Bayiinin düzenlediği dosya ile tekrar emniyete gittik.
İlgili memur evrakları tek tek inceledi ve “Raporu noterden tasdik ettirin bazı
evraklarında fotokopilerini çektirin gelin” dedi. Dediklerini yaptık ve tekrar
evrakları inceledi, harcımızı yatırttı ve plaka numaramızı bile söyledi. Yarın
gelin ruhsatı alın dedi.
Sizde bizim gibi çok uğraştı ama nihayet halloldu dediğinizi
duyar gibiyim. Ama bu güzel Duygularımız akşamüzeri çalan bir telefon ile son
buldu.
Telefondaki kişi Emniyet Müdürlüğündeki ilgili memurdu. Bana
“raporunuzda aparatlı araba kullanır ifadesi yok bu nedenle ruhsatınızı veremeyiz”

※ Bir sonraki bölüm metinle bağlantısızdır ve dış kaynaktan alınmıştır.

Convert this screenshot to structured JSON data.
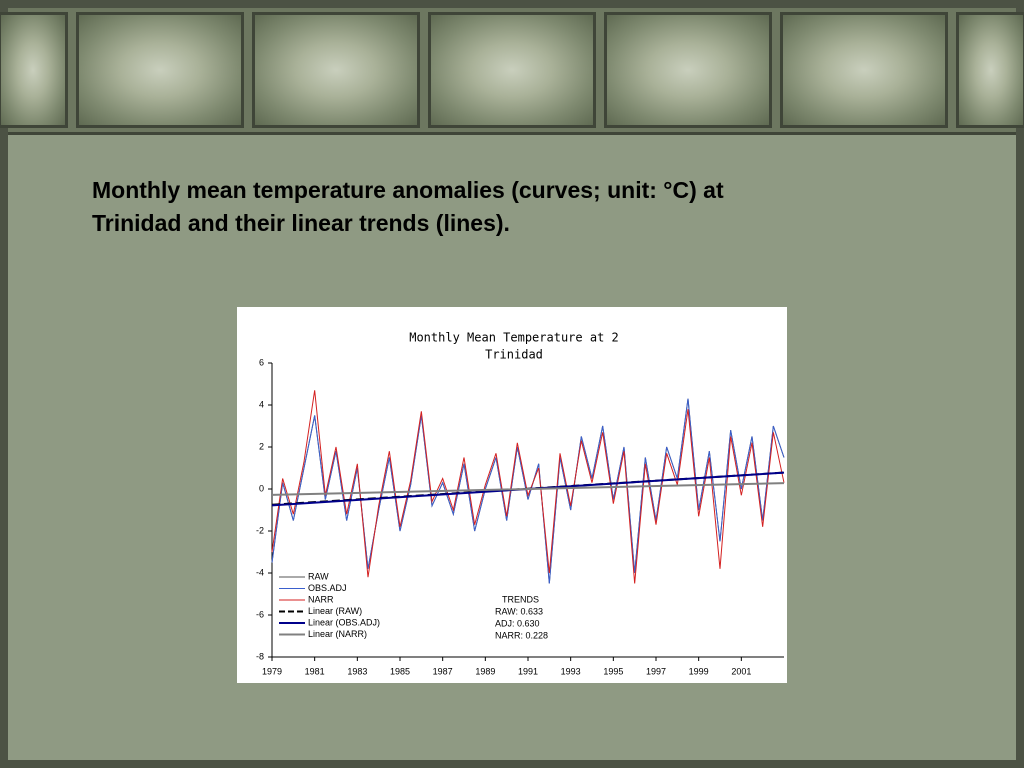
{
  "heading": [
    "Monthly mean temperature anomalies (curves; unit: °C) at",
    "Trinidad and their linear trends (lines)."
  ],
  "chart_data": {
    "type": "line",
    "title": [
      "Monthly Mean Temperature at 2",
      "Trinidad"
    ],
    "xlim": [
      1979,
      2003
    ],
    "xticks": [
      1979,
      1981,
      1983,
      1985,
      1987,
      1989,
      1991,
      1993,
      1995,
      1997,
      1999,
      2001
    ],
    "ylim": [
      -8,
      6
    ],
    "yticks": [
      -8,
      -6,
      -4,
      -2,
      0,
      2,
      4,
      6
    ],
    "series": [
      {
        "name": "RAW",
        "color": "#555555",
        "x": [
          1979,
          1979.5,
          1980,
          1980.5,
          1981,
          1981.5,
          1982,
          1982.5,
          1983,
          1983.5,
          1984,
          1984.5,
          1985,
          1985.5,
          1986,
          1986.5,
          1987,
          1987.5,
          1988,
          1988.5,
          1989,
          1989.5,
          1990,
          1990.5,
          1991,
          1991.5,
          1992,
          1992.5,
          1993,
          1993.5,
          1994,
          1994.5,
          1995,
          1995.5,
          1996,
          1996.5,
          1997,
          1997.5,
          1998,
          1998.5,
          1999,
          1999.5,
          2000,
          2000.5,
          2001,
          2001.5,
          2002,
          2002.5,
          2003
        ],
        "values": [
          -3.5,
          0.3,
          -1.5,
          1.0,
          3.5,
          -0.5,
          1.8,
          -1.5,
          1.0,
          -3.8,
          -1.0,
          1.5,
          -2.0,
          0.2,
          3.5,
          -0.8,
          0.3,
          -1.2,
          1.2,
          -2.0,
          0.0,
          1.5,
          -1.5,
          2.0,
          -0.5,
          1.2,
          -4.5,
          1.5,
          -1.0,
          2.5,
          0.5,
          3.0,
          -0.5,
          2.0,
          -4.0,
          1.5,
          -1.5,
          2.0,
          0.5,
          4.3,
          -1.0,
          1.8,
          -2.5,
          2.8,
          0.0,
          2.5,
          -1.5,
          3.0,
          1.5
        ]
      },
      {
        "name": "OBS.ADJ",
        "color": "#3a5fcd",
        "x": [
          1979,
          1979.5,
          1980,
          1980.5,
          1981,
          1981.5,
          1982,
          1982.5,
          1983,
          1983.5,
          1984,
          1984.5,
          1985,
          1985.5,
          1986,
          1986.5,
          1987,
          1987.5,
          1988,
          1988.5,
          1989,
          1989.5,
          1990,
          1990.5,
          1991,
          1991.5,
          1992,
          1992.5,
          1993,
          1993.5,
          1994,
          1994.5,
          1995,
          1995.5,
          1996,
          1996.5,
          1997,
          1997.5,
          1998,
          1998.5,
          1999,
          1999.5,
          2000,
          2000.5,
          2001,
          2001.5,
          2002,
          2002.5,
          2003
        ],
        "values": [
          -3.5,
          0.3,
          -1.5,
          1.0,
          3.5,
          -0.5,
          1.8,
          -1.5,
          1.0,
          -3.8,
          -1.0,
          1.5,
          -2.0,
          0.2,
          3.5,
          -0.8,
          0.3,
          -1.2,
          1.2,
          -2.0,
          0.0,
          1.5,
          -1.5,
          2.0,
          -0.5,
          1.2,
          -4.5,
          1.5,
          -1.0,
          2.5,
          0.5,
          3.0,
          -0.5,
          2.0,
          -4.0,
          1.5,
          -1.5,
          2.0,
          0.5,
          4.3,
          -1.0,
          1.8,
          -2.5,
          2.8,
          0.0,
          2.5,
          -1.5,
          3.0,
          1.5
        ]
      },
      {
        "name": "NARR",
        "color": "#d42020",
        "x": [
          1979,
          1979.5,
          1980,
          1980.5,
          1981,
          1981.5,
          1982,
          1982.5,
          1983,
          1983.5,
          1984,
          1984.5,
          1985,
          1985.5,
          1986,
          1986.5,
          1987,
          1987.5,
          1988,
          1988.5,
          1989,
          1989.5,
          1990,
          1990.5,
          1991,
          1991.5,
          1992,
          1992.5,
          1993,
          1993.5,
          1994,
          1994.5,
          1995,
          1995.5,
          1996,
          1996.5,
          1997,
          1997.5,
          1998,
          1998.5,
          1999,
          1999.5,
          2000,
          2000.5,
          2001,
          2001.5,
          2002,
          2002.5,
          2003
        ],
        "values": [
          -3.0,
          0.5,
          -1.2,
          1.3,
          4.7,
          -0.3,
          2.0,
          -1.2,
          1.2,
          -4.2,
          -0.8,
          1.8,
          -1.8,
          0.4,
          3.7,
          -0.6,
          0.5,
          -1.0,
          1.5,
          -1.7,
          0.2,
          1.7,
          -1.3,
          2.2,
          -0.3,
          1.0,
          -4.0,
          1.7,
          -0.8,
          2.3,
          0.3,
          2.7,
          -0.7,
          1.8,
          -4.5,
          1.2,
          -1.7,
          1.7,
          0.2,
          3.8,
          -1.3,
          1.5,
          -3.8,
          2.5,
          -0.3,
          2.2,
          -1.8,
          2.7,
          0.3
        ]
      },
      {
        "name": "Linear (RAW)",
        "color": "#000000",
        "dash": true,
        "x": [
          1979,
          2003
        ],
        "values": [
          -0.75,
          0.78
        ]
      },
      {
        "name": "Linear (OBS.ADJ)",
        "color": "#00008b",
        "x": [
          1979,
          2003
        ],
        "values": [
          -0.78,
          0.78
        ]
      },
      {
        "name": "Linear (NARR)",
        "color": "#808080",
        "x": [
          1979,
          2003
        ],
        "values": [
          -0.28,
          0.28
        ]
      }
    ],
    "trends": [
      "TRENDS",
      "RAW: 0.633",
      "ADJ: 0.630",
      "NARR: 0.228"
    ]
  }
}
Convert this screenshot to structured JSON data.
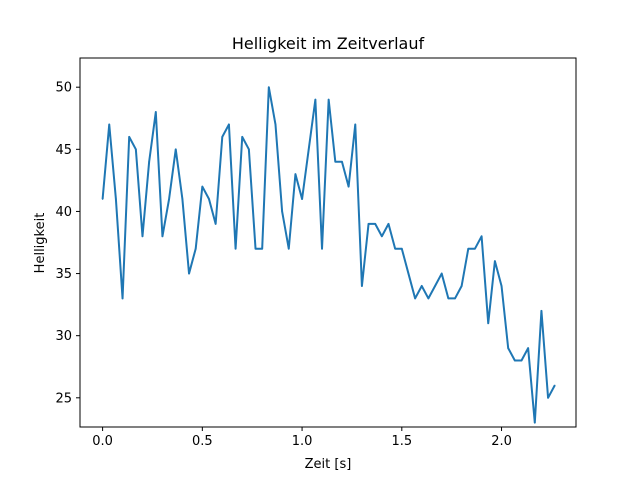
{
  "chart_data": {
    "type": "line",
    "title": "Helligkeit im Zeitverlauf",
    "xlabel": "Zeit [s]",
    "ylabel": "Helligkeit",
    "xlim": [
      -0.1133,
      2.3733
    ],
    "ylim": [
      22.65,
      52.35
    ],
    "xticks": [
      0.0,
      0.5,
      1.0,
      1.5,
      2.0
    ],
    "xtick_labels": [
      "0.0",
      "0.5",
      "1.0",
      "1.5",
      "2.0"
    ],
    "yticks": [
      25,
      30,
      35,
      40,
      45,
      50
    ],
    "ytick_labels": [
      "25",
      "30",
      "35",
      "40",
      "45",
      "50"
    ],
    "grid": false,
    "line_color": "#1f77b4",
    "series": [
      {
        "x": [
          0.0,
          0.0333,
          0.0667,
          0.1,
          0.1333,
          0.1667,
          0.2,
          0.2333,
          0.2667,
          0.3,
          0.3333,
          0.3667,
          0.4,
          0.4333,
          0.4667,
          0.5,
          0.5333,
          0.5667,
          0.6,
          0.6333,
          0.6667,
          0.7,
          0.7333,
          0.7667,
          0.8,
          0.8333,
          0.8667,
          0.9,
          0.9333,
          0.9667,
          1.0,
          1.0333,
          1.0667,
          1.1,
          1.1333,
          1.1667,
          1.2,
          1.2333,
          1.2667,
          1.3,
          1.3333,
          1.3667,
          1.4,
          1.4333,
          1.4667,
          1.5,
          1.5333,
          1.5667,
          1.6,
          1.6333,
          1.6667,
          1.7,
          1.7333,
          1.7667,
          1.8,
          1.8333,
          1.8667,
          1.9,
          1.9333,
          1.9667,
          2.0,
          2.0333,
          2.0667,
          2.1,
          2.1333,
          2.1667,
          2.2,
          2.2333,
          2.2667
        ],
        "y": [
          41,
          47,
          41,
          33,
          46,
          45,
          38,
          44,
          48,
          38,
          41,
          45,
          41,
          35,
          37,
          42,
          41,
          39,
          46,
          47,
          37,
          46,
          45,
          37,
          37,
          50,
          47,
          40,
          37,
          43,
          41,
          45,
          49,
          37,
          49,
          44,
          44,
          42,
          47,
          34,
          39,
          39,
          38,
          39,
          37,
          37,
          35,
          33,
          34,
          33,
          34,
          35,
          33,
          33,
          34,
          37,
          37,
          38,
          31,
          36,
          34,
          29,
          28,
          28,
          29,
          23,
          32,
          25,
          26
        ]
      }
    ]
  }
}
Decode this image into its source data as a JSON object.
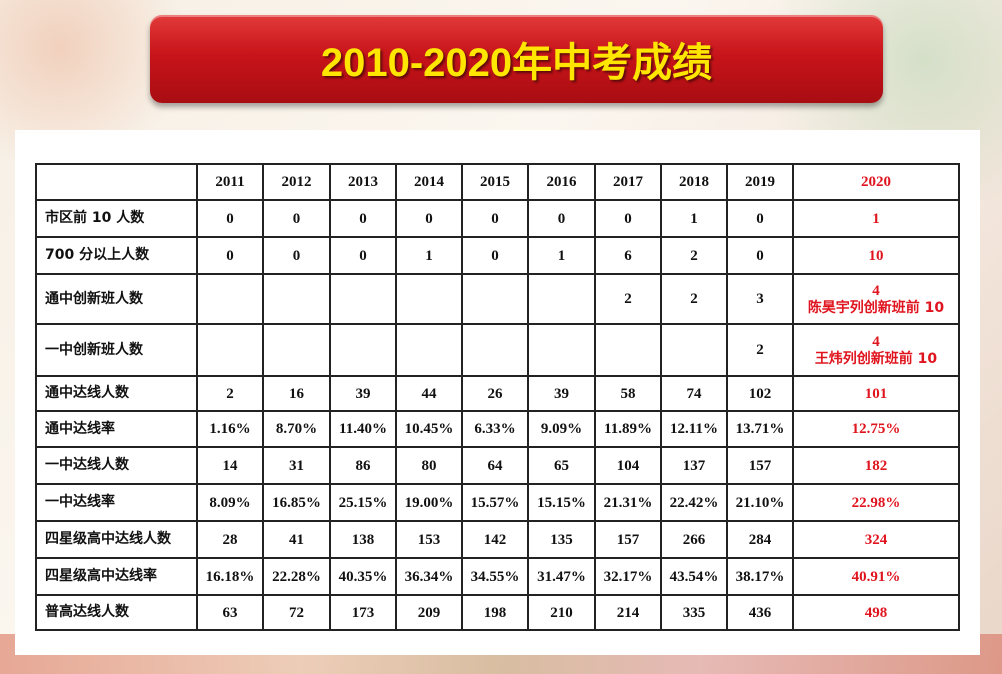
{
  "title": "2010-2020年中考成绩",
  "colors": {
    "banner": "#c8141a",
    "title_text": "#ffe600",
    "highlight": "#e0141e"
  },
  "table": {
    "headers": [
      "",
      "2011",
      "2012",
      "2013",
      "2014",
      "2015",
      "2016",
      "2017",
      "2018",
      "2019",
      "2020"
    ],
    "rows": [
      {
        "label": "市区前 10 人数",
        "values": [
          "0",
          "0",
          "0",
          "0",
          "0",
          "0",
          "0",
          "1",
          "0",
          "1"
        ]
      },
      {
        "label": "700 分以上人数",
        "values": [
          "0",
          "0",
          "0",
          "1",
          "0",
          "1",
          "6",
          "2",
          "0",
          "10"
        ]
      },
      {
        "label": "通中创新班人数",
        "values": [
          "",
          "",
          "",
          "",
          "",
          "",
          "2",
          "2",
          "3",
          "4"
        ],
        "note": "陈昊宇列创新班前 10"
      },
      {
        "label": "一中创新班人数",
        "values": [
          "",
          "",
          "",
          "",
          "",
          "",
          "",
          "",
          "2",
          "4"
        ],
        "note": "王炜列创新班前 10"
      },
      {
        "label": "通中达线人数",
        "values": [
          "2",
          "16",
          "39",
          "44",
          "26",
          "39",
          "58",
          "74",
          "102",
          "101"
        ]
      },
      {
        "label": "通中达线率",
        "values": [
          "1.16%",
          "8.70%",
          "11.40%",
          "10.45%",
          "6.33%",
          "9.09%",
          "11.89%",
          "12.11%",
          "13.71%",
          "12.75%"
        ]
      },
      {
        "label": "一中达线人数",
        "values": [
          "14",
          "31",
          "86",
          "80",
          "64",
          "65",
          "104",
          "137",
          "157",
          "182"
        ]
      },
      {
        "label": "一中达线率",
        "values": [
          "8.09%",
          "16.85%",
          "25.15%",
          "19.00%",
          "15.57%",
          "15.15%",
          "21.31%",
          "22.42%",
          "21.10%",
          "22.98%"
        ]
      },
      {
        "label": "四星级高中达线人数",
        "values": [
          "28",
          "41",
          "138",
          "153",
          "142",
          "135",
          "157",
          "266",
          "284",
          "324"
        ]
      },
      {
        "label": "四星级高中达线率",
        "values": [
          "16.18%",
          "22.28%",
          "40.35%",
          "36.34%",
          "34.55%",
          "31.47%",
          "32.17%",
          "43.54%",
          "38.17%",
          "40.91%"
        ]
      },
      {
        "label": "普高达线人数",
        "values": [
          "63",
          "72",
          "173",
          "209",
          "198",
          "210",
          "214",
          "335",
          "436",
          "498"
        ]
      }
    ]
  }
}
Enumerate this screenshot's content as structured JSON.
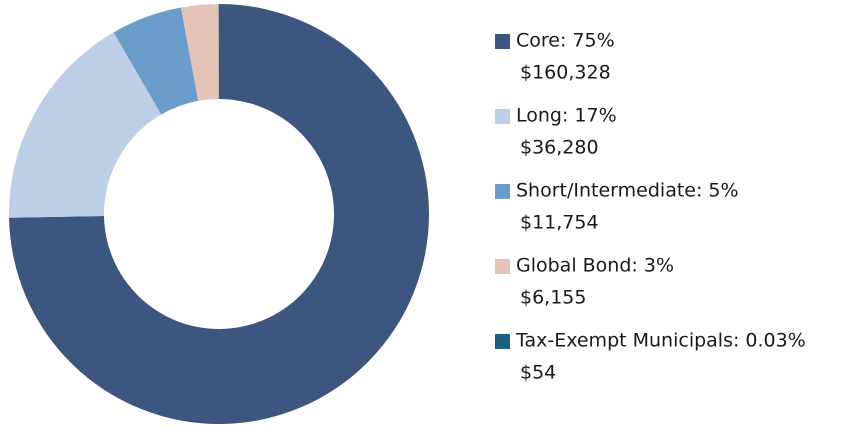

dedi. Kaynar sular bir defa daha başımdan aşağıya döküldü. Ne moral kaldı ne
maneviyat. Hepsi sıfıra indi. Doğru emniyet Müdürlüğüne. Önce ilgili memur,
sonra direk Müdüriyet makamı. Tanıdık telefonları falan derken sonuç olumsuz.
İtirazlar nafile. “Niye bunu daha önce söylemediniz” dediysem de, sadece
“atlamışız” türünden bir yanıt aldım.Onlar için sadece “atlama” benim için
çaresizlik.Müdürlük özel kalemi ( Bu şahsa olumlu yaklaşımları için teşekkür
ederim) aracı telefonlarından sonra yanıma gelerek,”yeniden rapora gerek yok,
hastaneye gidersen büyük olasılıkla bu notu rapora ilave ederler” dedi.
Sabah çaresiz olarak tekrar hastaneye gittik. Heyet başkanı
doktor “bu benim sorunum değil, yeniden rapor alın” türünden olumsuz bir
yaklaşımda bulundu. Heyet sekretaryasına durumu anlattık. Neyse onlar da bu
duruma isyan ettiler (tüm sekretarya elemanlarına teşekkürler, gerçekten çok
yardımcı oldular her aşamada) .Onlar bir yolunu bulup o günkü heyete tekrar
girmemi sağladılar. Saat 14 de tekrar heyete girdim. Doktorlar beni dinlediler
ve dışarıda beklememi söylerdiler. Saat 16’ya kadar bekledik. Bir memur
yanımıza gelerek “ rapor noter onaylı olduğundan ilave yapılamıyor” dedi. Orada
tekrar emniyetteki memurun ikinci bir hatasının (raporu incelemeden notere
gönderdiği için) bize nelere mal olduğunu anladık. Çaresiz asansöre yöneldik.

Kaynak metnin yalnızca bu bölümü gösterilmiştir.